Our panel today is composed of people from a variety of backgrounds and demonstrates the struggle of the private sector to obtain and keep talented people. I look forward to hearing about the experiences and the challenges high skills immigrants face as they seek to found companies, create jobs, and help grow our nation’s economy.

Before I close, I wanted to take a moment to mention a proposal to expand high skills immigration known as the Immigration Innovation Act, otherwise known as the “I-Squared” Act, a bill introduced by Sen. Orrin Hatch. I, along with many other members of this Committee, are cosponsors of this important bill. This bipartisan legislation seeks to change the H-1B visa program by, among other things, increasing the annual allocation of H-1B visas from 65,000 to 115,000. The bill also includes a novel “market-based escalator” that allows the supply of H-1B visas to increase or decrease to adequately meet the market’s demand. I believe the I-Squared Act addresses the immediate need to provide American employers with greater access to high-skilled workers, and puts in place a sustainable, longer-term policy that should help us avoid repeated, short-term fixes. 
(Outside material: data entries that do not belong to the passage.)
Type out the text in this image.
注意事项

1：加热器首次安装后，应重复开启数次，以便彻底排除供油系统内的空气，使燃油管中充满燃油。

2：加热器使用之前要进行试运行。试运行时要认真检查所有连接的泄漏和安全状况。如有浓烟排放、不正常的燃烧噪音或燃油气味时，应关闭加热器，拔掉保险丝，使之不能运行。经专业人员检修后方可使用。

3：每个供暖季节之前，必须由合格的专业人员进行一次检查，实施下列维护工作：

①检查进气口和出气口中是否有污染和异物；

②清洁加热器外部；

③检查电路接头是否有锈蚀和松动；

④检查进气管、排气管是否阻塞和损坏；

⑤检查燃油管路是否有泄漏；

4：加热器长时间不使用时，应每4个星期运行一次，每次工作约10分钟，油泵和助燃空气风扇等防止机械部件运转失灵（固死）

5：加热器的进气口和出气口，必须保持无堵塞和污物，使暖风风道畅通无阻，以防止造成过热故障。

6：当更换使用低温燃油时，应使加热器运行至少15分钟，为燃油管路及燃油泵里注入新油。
Of course, today’s hearing occurs in the shadow of a much larger debate about reform of our immigration system and the comprehensive proposal put forward by eight of our colleagues, including Senator Rubio. As the Judiciary Committee prepares to markup that legislation, and as we all look ahead to likely floor consideration, I hope our Committee’s hearing will inform key aspects of the ongoing immigration debate. 

Thank you to the witnesses for joining us today. I commend each of you for engaging with this Committee on a critical issue to our nation’s future, and I look forward to your testimony.